More recently, Ron Dreher has published a book entitled, The Benedict Option. Dreher points out what so many of us already know. In the last several years, we have all witnessed a profound cultural shift, particularly with the rise of gay rights, the legalization of same-sex marriages and also the idea that gender is a fluid concept. He writes, “Christians who hold to the biblical teaching about sex and marriage have the same status in culture, and increasingly in law, as racists. Their future will become increasingly grim, with lost jobs, bullying at school, and name-calling in the streets.”

So how should Christians respond? According to Dreher, America has transitioned from its Judeo-Christian roots. Today, Christianity cannot set the norm in American culture, and therefore we will have to undergo a significant adjustment. Dreher argues that Christians should not become monks like that of the Benedictine monasteries. But he does argue for a strategic and limited retreat from the world, and into our institutions and communities. How does this work?

He argues that we need to rid ourselves of the notion that politics will either save us or that it will even significantly help us. Instead, we need to retreat back to our churches. He argues for home schooling, and that the curriculum should include great Christian literature of the past along with the Bible. He argues for intentional Christian communities on campuses, and for a greater role of the local church in dictating the way in which we live. He argues that we need to secede from the cultural mainstream. To him, that means turning off our smartphones and watching only movies and television that are consonant with Christian values.

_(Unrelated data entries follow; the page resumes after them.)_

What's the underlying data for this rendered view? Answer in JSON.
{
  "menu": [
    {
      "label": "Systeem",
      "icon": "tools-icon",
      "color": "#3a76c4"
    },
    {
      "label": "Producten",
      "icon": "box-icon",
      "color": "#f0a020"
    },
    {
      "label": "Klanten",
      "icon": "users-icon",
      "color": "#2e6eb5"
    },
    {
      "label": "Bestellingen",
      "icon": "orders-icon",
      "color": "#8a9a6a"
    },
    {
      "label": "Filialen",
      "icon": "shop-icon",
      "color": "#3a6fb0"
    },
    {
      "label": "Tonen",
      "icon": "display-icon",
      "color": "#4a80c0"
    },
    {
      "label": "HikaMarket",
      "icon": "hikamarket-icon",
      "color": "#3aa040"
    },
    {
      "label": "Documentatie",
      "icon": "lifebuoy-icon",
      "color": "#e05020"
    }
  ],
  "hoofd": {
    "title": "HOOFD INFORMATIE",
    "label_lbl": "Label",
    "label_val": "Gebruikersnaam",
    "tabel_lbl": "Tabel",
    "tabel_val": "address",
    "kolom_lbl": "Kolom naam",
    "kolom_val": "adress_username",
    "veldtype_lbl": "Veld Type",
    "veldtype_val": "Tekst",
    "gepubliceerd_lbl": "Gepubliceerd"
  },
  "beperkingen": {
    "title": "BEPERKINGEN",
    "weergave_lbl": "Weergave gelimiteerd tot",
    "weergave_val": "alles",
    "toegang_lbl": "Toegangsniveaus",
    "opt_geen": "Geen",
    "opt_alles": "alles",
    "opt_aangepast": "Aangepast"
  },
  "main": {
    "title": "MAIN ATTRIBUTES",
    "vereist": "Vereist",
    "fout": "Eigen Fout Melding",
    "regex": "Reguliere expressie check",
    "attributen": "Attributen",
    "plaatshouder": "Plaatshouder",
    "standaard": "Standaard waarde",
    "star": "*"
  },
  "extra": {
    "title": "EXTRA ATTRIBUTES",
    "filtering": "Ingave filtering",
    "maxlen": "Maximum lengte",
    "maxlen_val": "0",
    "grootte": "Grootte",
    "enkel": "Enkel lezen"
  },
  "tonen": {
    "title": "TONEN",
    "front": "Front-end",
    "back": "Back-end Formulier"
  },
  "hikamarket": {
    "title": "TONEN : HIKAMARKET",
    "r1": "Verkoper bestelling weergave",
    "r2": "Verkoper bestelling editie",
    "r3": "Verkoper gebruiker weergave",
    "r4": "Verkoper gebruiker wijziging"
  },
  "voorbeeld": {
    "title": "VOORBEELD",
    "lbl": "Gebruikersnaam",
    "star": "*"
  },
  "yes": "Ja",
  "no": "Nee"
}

Above all, we need to embrace the ideal of a culture that is at odds with the wider world.

So much more could be said, but consider this quote. “We are on the brink of entire areas of commercial and professional life being off-limits to believers whose consciences will not allow them to burn incense to the gods of our age.” Indeed, he says that, “There can be no peace between Christianity and the sexual revolution, because they are radically opposed. As the sexual revolution advances, Christianity must retreat.” This retreat, however, can strengthen the enduring bonds of the intended life for believers.

There is much to think about, and much to commend. But I am also reminded of the Christian missionary William Carey. His missionary efforts into India led him to challenge the law of “Seti” in which living widows were burned along with their husbands. Christianity does mandate a social engagement which we must not relinquish. Simply retreating will not save the church.

But Dreher is right about something. If the church of Jesus Christ does not provide a robust and holistic alternative culture, it will lose its soul. I believe the present hour requires a radical rethinking of the Christian life. Local churches must, in some sense, be the Benedict Option. We must teach people what a balanced Christian life is like, and find a place, not for a single service on Sunday, but a church life that forms the center of our cultural life. And Dreher is also right that unless we define sexual purity for our people, we will witness the utter destruction of the church.